第9章 擒兇 (第2卷 亞森·羅蘋有罪?)
第9章 擒兇 (第2卷 亞森·羅蘋有罪?)
羅蘋頓時覺得自己像是遭遇了狂風暴雨,腦袋裡如悶雷般轟隆作響,如颶風般咆哮,各種瘋狂的元素猶如斷了線的珠子,在這混沌的午夜朝他砸來。
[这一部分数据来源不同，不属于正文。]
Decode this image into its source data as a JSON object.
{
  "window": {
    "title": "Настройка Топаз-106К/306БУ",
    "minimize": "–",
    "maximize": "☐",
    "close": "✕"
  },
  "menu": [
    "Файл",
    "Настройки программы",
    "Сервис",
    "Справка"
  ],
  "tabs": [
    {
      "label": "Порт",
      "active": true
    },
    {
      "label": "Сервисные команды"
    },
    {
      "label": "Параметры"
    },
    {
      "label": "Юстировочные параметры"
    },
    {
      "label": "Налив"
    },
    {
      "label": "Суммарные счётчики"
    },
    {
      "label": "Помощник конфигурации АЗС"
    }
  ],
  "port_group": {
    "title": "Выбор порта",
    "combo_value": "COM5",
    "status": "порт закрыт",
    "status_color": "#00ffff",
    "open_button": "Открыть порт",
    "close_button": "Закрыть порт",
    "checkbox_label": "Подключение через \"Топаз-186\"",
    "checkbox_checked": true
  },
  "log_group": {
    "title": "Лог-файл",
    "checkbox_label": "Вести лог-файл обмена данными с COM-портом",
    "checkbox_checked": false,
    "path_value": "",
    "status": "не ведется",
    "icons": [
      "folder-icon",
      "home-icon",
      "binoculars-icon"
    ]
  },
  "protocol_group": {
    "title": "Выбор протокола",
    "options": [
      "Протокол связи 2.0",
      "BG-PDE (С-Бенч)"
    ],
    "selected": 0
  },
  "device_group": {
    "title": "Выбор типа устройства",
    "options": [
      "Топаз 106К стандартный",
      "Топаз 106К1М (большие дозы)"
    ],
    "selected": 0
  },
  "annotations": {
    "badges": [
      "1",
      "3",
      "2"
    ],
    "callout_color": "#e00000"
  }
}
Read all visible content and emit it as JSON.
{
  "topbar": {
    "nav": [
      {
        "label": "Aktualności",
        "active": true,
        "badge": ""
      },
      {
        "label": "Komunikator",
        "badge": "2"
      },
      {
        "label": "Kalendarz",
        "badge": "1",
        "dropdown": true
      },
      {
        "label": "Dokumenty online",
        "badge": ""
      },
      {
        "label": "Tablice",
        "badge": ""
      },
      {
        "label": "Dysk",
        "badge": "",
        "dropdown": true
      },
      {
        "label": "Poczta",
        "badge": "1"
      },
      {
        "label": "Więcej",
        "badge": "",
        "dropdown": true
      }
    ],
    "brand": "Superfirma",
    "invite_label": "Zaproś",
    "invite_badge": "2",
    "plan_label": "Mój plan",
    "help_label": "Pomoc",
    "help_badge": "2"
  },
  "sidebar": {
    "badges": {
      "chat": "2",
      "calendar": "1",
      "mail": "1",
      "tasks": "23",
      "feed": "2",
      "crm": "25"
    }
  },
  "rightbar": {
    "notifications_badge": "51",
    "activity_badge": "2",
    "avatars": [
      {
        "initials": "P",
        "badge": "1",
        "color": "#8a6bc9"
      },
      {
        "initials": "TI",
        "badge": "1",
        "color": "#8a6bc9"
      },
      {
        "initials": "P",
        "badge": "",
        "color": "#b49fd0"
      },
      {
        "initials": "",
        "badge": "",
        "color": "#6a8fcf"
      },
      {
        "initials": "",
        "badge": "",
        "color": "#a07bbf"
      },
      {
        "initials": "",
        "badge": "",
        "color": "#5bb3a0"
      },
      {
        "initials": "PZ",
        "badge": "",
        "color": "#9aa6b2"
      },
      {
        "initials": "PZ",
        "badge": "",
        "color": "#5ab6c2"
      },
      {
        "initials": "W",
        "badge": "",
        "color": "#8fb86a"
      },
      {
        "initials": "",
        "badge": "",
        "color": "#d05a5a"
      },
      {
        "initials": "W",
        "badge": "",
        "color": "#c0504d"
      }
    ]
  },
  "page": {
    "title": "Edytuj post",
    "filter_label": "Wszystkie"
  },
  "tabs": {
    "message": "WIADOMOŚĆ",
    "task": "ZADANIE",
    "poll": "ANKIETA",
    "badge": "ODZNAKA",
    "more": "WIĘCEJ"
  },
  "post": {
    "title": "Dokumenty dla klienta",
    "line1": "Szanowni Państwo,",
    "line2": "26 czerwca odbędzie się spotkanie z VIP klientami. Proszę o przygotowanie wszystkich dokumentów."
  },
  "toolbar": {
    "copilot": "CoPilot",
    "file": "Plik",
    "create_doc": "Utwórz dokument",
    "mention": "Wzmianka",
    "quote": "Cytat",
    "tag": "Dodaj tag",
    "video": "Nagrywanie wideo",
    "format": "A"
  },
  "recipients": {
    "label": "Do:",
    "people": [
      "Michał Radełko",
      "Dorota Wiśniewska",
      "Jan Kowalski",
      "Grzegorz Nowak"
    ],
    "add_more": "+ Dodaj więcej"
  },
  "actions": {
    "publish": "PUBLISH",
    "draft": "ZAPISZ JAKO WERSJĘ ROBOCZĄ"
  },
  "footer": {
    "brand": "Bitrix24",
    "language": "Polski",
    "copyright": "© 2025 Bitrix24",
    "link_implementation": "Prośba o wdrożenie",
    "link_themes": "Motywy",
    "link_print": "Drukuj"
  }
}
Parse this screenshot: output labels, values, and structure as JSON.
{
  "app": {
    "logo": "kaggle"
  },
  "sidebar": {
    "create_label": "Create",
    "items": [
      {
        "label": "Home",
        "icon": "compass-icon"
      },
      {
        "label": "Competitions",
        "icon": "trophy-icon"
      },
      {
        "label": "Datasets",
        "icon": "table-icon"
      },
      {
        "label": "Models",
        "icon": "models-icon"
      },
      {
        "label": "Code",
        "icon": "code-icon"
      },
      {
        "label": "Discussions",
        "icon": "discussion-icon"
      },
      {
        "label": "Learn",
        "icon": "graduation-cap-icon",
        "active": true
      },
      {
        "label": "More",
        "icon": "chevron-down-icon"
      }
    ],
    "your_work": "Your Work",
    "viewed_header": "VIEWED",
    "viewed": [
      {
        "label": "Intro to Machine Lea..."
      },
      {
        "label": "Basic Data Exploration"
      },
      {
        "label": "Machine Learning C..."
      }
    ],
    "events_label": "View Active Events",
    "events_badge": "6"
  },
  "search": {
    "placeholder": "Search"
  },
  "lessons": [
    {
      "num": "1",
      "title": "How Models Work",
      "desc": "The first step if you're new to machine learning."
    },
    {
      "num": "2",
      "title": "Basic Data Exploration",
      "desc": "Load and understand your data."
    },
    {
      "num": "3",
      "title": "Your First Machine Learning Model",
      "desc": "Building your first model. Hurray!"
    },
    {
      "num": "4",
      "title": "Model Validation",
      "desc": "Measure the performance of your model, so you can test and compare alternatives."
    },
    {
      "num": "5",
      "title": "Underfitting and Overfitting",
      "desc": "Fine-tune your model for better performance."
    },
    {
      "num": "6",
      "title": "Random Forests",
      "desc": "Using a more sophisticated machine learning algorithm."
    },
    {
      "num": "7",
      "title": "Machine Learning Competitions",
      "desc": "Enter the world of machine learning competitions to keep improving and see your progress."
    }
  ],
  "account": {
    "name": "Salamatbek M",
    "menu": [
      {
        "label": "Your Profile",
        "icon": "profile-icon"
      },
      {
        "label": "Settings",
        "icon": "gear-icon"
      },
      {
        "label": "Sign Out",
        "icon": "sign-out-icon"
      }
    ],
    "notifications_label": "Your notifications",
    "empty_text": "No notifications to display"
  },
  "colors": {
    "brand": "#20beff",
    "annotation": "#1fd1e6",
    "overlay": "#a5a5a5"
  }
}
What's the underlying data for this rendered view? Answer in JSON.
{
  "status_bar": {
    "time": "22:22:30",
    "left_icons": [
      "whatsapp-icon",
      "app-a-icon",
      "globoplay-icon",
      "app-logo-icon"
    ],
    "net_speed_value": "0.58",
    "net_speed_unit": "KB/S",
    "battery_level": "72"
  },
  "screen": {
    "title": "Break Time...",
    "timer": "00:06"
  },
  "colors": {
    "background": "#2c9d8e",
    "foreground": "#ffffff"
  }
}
如閃電般的亮光時不時地照亮陰影,羅蘋站在那裡,萬分吃驚,不停抽搐,他目不轉睛地看著來人,努力想給自己一個合理的解釋。可是,他仍然動也不動,緊緊鎖住敵人的脖頸,手指已僵直到幾乎無法動彈,無法鬆開手。雖然他已經知道了,可是他卻仍不確定那個人就是多蘿蕾絲。對他來說,這傢伙依然是那個黑衣人,是那個路易·德·麥黑許,那個活在陰暗中的不潔惡魔;如今他抓住了這魔頭,就絕不會再鬆手。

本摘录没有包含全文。